Along the way, Johnson became heavily involved in managing the finances of Brumos Racing, one of the best-known teams running what’s known as Daytona Prototype cars in the GRAND-AM Rolex Sports Car Series. It was a job Johnson found both exhilarating and exasperating.
“Racers have a common goal. They want the latest, best and most expensive things they think will help them go faster. That’s not always the case. I had to say no a lot. I wasn’t extremely popular then, and I’m still not today,” he laughs.
At the end of the 2009 racing season, Brumos Racing made the strategic decision to stop operating one of its two Daytona Prototype-series cars. For Johnson, it created an opening to step up and buy the car and its team.
“We were about to lose a Daytona Prototype team with which I had been very involved. It really wasn’t that difficult a decision for me to assume ownership,” he notes. In 2010, Johnson re-launched the team under the Action Express Racing banner.
Immediately, the Action Express team began preparing for the grueling Rolex 24 at Daytona race, the first, biggest and most difficult event of the season. Johnson first had to quickly assemble a team of drivers. Then, using a leased chassis and a brand-new engine design, “we went out and actually won the race, much to everyone’s surprise, including mine,” he beams.

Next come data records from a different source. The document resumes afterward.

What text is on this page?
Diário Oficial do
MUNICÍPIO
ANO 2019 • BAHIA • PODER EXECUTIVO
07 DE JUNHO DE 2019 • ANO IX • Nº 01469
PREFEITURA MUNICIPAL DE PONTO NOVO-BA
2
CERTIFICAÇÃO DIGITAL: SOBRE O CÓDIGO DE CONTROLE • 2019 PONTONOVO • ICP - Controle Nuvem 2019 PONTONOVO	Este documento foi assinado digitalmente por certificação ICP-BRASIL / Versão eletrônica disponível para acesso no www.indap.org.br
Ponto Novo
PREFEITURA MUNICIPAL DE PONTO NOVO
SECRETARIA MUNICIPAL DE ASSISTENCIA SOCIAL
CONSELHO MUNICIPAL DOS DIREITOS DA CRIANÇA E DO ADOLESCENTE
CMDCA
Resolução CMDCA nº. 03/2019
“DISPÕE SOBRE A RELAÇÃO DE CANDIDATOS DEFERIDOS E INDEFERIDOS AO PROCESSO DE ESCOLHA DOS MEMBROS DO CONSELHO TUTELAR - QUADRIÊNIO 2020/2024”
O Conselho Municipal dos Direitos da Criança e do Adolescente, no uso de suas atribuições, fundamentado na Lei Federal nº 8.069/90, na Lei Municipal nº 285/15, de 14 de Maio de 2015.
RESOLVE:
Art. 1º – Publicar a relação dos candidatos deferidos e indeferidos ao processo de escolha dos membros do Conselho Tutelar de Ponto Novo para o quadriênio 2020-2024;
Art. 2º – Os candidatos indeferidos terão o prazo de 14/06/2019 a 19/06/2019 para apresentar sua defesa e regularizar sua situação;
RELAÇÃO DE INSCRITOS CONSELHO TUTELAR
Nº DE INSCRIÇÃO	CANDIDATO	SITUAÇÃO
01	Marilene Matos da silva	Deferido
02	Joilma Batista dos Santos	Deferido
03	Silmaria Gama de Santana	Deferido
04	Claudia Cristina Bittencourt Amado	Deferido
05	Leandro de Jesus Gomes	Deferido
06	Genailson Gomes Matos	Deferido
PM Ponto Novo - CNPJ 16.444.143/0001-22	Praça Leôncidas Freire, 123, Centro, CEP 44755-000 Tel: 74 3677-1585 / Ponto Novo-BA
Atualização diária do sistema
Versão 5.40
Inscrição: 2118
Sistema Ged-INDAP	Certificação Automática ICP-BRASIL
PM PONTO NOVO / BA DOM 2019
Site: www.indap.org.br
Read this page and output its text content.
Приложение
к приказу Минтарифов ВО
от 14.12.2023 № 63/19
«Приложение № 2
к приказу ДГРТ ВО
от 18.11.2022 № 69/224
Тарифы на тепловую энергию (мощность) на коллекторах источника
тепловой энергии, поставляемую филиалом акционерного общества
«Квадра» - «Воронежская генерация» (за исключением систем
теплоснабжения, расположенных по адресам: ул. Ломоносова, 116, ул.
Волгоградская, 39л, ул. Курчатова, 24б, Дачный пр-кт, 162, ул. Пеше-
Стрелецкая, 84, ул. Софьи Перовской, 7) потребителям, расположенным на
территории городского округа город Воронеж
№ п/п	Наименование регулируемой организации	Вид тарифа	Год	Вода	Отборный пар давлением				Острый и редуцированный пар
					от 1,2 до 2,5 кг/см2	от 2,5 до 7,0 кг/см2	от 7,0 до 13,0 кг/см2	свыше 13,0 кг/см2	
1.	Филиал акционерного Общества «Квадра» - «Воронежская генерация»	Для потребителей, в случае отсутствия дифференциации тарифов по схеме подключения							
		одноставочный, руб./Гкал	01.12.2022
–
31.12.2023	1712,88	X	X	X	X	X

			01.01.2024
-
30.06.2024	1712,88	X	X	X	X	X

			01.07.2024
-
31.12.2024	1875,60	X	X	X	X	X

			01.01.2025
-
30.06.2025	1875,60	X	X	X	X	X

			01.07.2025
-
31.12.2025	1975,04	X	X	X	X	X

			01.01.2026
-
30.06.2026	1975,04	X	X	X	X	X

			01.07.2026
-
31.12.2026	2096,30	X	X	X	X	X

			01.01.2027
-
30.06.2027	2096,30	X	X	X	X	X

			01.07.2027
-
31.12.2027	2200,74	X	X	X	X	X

Johnson is quick to acknowledge that much of the credit for the win is due to the foundation built by the Brumos team (which happened to win the race in 2009). Nevertheless, other teams have been trying (unsuccessfully) for decades to win this particular race.
On your mark, get set … budget!
Similar to accounting, running a racing team takes discipline, precision and consistency, according to Johnson. “I’m not saying my background is the thing that makes us successful on the track,” he remarks. “The one thing that I do take credit for is getting us to the track and making sure we have the sponsors and the budget to get to the next race and the one after that.”
Unfortunately, Johnson says, there are some teams that start the year but do not finish because they run out of money. “You have to be able to make payroll, pay the bills and do all the things that any business has to do.”
A strong finish
In addition to Action Express Racing, Johnson has recently launched another motoring venture, Coyote Production Management. He and racing legend Gary Nelson have joined forces to build their own line of Daytona Prototypes under their Coyote Cars brand. Johnson claims that while his cars are “top performance,” they are significantly less expensive than the competition.
“We mainly wanted to bring costs down to make it more affordable for more people to get involved in the sport,” he says.
Johnson notes that racing truly is a team sport, and he takes great pride in every member of his team (which includes his sons Keith and Kris). Johnson also takes great pride in being an EY alumnus, something he calls a “badge of honor.”
“Being an EY alum means having relationships with people over the years and around the world that you can reach out to,” says Johnson. “It’s another great, winning team.”
In the 1970s, Bob Johnson hired a recent University of Florida grad by the name of Chuck Eldridge. While Johnson continued on to become Office Managing Partner of the Daytona Beach office and eventually formed Action Express Racing, Eldridge would be named the US firm’s first National Director of Recruiting. In 1996 he left EY and is now Senior Client Partner with Korn Ferry International. The two alumni have stayed in touch for nearly 40 years and through that relationship, Korn Ferry became a major sponsor for Action Express Racing for the GRAND-AM Grand Prix of Atlanta at Road Atlanta this past April.